Item released from c does not impact at c', nor at d', but at point e' which is 90° from c.
As it approaches B, the potion of its movement which is "downward" increases. It will appear to accelerate, even tho' it doesn't.

But it won't be a natural looking acceleration, either.

If we release it at c with a velocity of 5 per second, it's downward apparent motion is 1.2 in the first second, 3.0 in the second, 3.9 in the 3rd, 4.3 in the 4th, and 4.6 in the 5th.


Drawing done in cadintosh.
 
I am not ashamed to admit I didn't understand any of that.
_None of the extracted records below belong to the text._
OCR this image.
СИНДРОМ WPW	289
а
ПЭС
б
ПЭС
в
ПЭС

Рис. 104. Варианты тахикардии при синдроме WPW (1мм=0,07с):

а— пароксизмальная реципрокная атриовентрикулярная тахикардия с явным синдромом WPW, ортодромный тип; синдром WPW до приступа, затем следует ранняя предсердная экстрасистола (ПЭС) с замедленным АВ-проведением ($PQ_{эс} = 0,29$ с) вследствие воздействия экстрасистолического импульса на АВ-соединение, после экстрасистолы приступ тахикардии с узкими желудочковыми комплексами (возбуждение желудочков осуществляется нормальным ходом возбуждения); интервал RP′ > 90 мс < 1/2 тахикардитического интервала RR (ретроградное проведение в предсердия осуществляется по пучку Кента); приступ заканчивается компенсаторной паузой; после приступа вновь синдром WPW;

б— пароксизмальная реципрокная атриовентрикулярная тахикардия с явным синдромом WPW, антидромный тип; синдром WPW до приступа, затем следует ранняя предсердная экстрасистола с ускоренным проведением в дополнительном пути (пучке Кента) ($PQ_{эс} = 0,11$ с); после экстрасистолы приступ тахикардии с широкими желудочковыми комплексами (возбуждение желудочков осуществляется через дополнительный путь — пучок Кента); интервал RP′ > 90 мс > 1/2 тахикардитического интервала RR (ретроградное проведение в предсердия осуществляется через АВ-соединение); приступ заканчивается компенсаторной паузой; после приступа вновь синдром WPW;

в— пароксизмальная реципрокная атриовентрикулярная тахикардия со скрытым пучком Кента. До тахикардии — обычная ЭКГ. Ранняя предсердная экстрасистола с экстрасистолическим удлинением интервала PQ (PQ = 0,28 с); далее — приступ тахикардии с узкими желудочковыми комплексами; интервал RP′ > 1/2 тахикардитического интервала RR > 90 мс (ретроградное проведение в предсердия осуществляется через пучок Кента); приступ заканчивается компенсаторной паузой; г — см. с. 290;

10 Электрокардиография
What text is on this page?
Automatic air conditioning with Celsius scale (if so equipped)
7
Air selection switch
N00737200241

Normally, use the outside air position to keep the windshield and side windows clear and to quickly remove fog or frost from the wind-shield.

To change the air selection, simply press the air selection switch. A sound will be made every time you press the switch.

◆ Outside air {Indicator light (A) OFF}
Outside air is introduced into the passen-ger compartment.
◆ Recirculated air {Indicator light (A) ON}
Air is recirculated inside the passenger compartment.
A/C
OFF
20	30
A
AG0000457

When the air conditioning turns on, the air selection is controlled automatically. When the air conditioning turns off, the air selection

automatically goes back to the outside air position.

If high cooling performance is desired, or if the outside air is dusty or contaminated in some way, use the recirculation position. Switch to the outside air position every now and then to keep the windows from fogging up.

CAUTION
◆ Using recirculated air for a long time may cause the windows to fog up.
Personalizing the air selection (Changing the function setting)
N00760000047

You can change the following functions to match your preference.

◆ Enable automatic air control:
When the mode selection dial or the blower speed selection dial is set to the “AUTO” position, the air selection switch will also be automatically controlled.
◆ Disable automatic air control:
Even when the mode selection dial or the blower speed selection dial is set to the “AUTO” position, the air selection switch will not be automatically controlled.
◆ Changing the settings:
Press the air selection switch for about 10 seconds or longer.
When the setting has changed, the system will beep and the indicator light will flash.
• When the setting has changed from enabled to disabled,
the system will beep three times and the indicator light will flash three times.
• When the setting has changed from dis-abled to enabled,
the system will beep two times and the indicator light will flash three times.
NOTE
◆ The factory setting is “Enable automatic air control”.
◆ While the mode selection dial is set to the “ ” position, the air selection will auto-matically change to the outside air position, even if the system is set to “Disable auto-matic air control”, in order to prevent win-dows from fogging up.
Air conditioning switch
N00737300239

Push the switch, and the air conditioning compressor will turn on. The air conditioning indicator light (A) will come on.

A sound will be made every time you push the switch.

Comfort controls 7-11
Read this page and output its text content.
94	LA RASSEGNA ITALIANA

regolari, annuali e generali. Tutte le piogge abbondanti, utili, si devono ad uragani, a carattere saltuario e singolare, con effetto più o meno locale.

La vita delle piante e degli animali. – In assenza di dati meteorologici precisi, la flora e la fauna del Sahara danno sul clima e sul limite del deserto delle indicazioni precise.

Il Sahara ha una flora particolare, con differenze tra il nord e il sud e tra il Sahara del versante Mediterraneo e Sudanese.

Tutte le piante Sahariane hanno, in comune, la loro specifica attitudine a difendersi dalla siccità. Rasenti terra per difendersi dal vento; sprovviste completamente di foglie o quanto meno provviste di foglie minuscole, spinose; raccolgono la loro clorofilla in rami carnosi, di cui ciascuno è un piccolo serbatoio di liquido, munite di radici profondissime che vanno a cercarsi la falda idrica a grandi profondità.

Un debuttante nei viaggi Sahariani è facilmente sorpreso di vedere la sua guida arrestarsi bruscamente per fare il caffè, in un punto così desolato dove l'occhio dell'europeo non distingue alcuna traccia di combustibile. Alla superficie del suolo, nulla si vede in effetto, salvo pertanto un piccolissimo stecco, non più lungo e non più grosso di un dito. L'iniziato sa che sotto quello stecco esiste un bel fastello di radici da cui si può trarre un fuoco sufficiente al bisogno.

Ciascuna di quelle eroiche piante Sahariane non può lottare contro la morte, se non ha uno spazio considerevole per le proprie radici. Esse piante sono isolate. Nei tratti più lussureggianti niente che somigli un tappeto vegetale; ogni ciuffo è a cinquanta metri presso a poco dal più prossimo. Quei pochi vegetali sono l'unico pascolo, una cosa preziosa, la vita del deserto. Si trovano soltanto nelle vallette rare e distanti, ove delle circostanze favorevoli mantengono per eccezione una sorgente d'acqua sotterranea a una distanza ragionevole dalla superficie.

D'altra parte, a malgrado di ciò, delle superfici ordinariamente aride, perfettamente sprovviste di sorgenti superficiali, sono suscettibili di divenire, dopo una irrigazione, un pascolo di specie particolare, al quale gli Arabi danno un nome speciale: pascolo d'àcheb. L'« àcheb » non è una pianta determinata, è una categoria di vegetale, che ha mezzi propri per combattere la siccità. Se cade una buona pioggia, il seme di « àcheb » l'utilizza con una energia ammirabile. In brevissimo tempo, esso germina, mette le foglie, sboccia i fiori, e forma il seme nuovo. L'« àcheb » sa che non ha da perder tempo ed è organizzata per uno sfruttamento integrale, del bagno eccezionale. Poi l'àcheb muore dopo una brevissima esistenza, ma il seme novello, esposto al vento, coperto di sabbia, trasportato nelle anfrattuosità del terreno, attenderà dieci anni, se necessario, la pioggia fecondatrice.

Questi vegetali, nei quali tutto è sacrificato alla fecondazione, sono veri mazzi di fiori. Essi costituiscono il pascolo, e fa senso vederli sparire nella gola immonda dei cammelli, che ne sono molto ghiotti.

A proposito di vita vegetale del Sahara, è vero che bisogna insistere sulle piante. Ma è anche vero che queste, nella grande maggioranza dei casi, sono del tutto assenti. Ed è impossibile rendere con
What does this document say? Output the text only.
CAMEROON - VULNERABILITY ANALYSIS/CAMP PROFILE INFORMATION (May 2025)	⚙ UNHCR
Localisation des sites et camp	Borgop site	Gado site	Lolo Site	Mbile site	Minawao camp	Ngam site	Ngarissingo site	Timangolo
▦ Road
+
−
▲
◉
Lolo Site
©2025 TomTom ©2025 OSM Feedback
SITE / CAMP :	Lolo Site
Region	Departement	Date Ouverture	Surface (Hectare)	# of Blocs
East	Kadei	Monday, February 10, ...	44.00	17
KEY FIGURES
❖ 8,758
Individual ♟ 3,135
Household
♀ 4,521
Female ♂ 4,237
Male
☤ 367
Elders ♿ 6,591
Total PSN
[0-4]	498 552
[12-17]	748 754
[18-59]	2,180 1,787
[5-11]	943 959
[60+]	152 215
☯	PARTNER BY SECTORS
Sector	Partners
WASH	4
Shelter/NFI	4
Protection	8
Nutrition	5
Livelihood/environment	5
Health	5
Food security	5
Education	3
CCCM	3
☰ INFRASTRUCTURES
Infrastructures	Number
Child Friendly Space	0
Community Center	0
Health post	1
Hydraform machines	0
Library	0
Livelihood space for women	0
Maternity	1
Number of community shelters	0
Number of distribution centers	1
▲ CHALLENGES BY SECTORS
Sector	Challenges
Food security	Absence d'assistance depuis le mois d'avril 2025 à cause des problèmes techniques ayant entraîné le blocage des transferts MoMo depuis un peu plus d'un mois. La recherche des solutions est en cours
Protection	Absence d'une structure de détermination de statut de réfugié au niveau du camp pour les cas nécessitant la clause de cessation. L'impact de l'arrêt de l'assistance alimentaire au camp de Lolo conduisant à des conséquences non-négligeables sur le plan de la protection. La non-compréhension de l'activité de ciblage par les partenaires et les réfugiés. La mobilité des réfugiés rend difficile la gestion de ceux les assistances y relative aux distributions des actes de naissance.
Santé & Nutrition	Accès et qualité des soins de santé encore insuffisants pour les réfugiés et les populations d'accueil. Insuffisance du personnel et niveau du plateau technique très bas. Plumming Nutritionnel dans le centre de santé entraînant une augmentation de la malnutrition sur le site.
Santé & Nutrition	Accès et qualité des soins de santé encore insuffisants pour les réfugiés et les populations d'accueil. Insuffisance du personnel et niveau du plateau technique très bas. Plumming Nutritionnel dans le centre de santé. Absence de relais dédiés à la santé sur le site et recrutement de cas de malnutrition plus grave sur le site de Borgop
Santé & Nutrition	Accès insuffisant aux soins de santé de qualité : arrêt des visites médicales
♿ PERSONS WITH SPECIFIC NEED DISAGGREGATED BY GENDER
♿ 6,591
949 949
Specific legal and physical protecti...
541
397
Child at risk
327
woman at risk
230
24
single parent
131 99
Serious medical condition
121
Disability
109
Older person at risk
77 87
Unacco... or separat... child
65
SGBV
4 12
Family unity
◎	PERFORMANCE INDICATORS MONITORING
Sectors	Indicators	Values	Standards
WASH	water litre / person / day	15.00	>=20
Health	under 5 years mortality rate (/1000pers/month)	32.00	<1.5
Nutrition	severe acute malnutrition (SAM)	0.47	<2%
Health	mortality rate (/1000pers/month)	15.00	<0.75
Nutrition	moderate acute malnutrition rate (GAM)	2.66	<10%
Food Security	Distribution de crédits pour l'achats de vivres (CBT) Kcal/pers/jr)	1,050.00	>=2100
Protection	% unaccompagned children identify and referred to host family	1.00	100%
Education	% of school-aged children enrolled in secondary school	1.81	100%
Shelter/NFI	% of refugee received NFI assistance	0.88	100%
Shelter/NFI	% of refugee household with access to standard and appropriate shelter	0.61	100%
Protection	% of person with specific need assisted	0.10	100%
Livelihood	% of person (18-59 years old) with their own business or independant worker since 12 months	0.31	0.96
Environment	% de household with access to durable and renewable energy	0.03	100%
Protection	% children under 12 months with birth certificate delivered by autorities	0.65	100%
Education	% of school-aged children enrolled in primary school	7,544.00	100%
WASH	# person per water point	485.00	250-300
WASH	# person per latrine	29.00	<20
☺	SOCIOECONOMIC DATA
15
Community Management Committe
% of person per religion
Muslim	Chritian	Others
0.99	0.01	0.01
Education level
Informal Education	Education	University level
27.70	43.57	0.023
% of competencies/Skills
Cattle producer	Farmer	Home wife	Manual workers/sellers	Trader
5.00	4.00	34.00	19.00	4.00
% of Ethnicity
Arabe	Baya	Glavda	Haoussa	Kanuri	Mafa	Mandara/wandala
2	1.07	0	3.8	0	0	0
Sorry, stream of consciousness took over.

When the guy drops the item from 10m from hub with a 5m/s tangential velocity (from ~4.7rpm), it "falls" 5m/s, but it doesn't fall towards the floor, per se. It continues in a straight line. The clipped inner circle on the diagram rotates counterclockwise; it flies straight. So, it appears to accelerate, but not evenly.

S _R_ _AA
1 1.2 2.4
2 3.0 3.6
3 3.9 0.9
4 4.3 0.4
5 4.6 0.3
6 4.7 0.1 (KTHUNK)


Column 1 is second count. Column 2 is distance covered that second. Column 3 is apparent acceleration in m/s/s, remembering the D=1/2AT^2... Until it hits, it will continue to appear to accellerate less and less, as it approaches appearing to fall at its initial tangential velocity; it also appears to accelerate antispin as it approaches, but I've NOT accounted for that; it's moving just a bit over 27m... 5.5 seconds... and the target point under will move 15x5.5=82.5m or so... about 315°...
 
Yep, I'm definitely getting even rustier than I was last time I checked. :(
Don't use the stuff these days.
And whereas once upon a time I would have avidly checked Aramis's figures just for fun and my own edification, I simply can't be bothered any more.
He's right, at least in principle - I had a 'Doh!' moment when I read his reply, but as for the actual figures, my internal couch potato has won out - I'll just take his word for it. :)
 
Yep, I'm definitely getting even rustier than I was last time I checked. :(
Don't use the stuff these days.
And whereas once upon a time I would have avidly checked Aramis's figures just for fun and my own edification, I simply can't be bothered any more.
He's right, at least in principle - I had a 'Doh!' moment when I read his reply, but as for the actual figures, my internal couch potato has won out - I'll just take his word for it. :)

I didn't do it by abstracted calculation; I did it by drawing it out at scale in a cad program; the angled jags are the "Apparent Up" (and aim for the rotation centerpoint, which is the lower left corner. Then using the measurement tools of the cad program.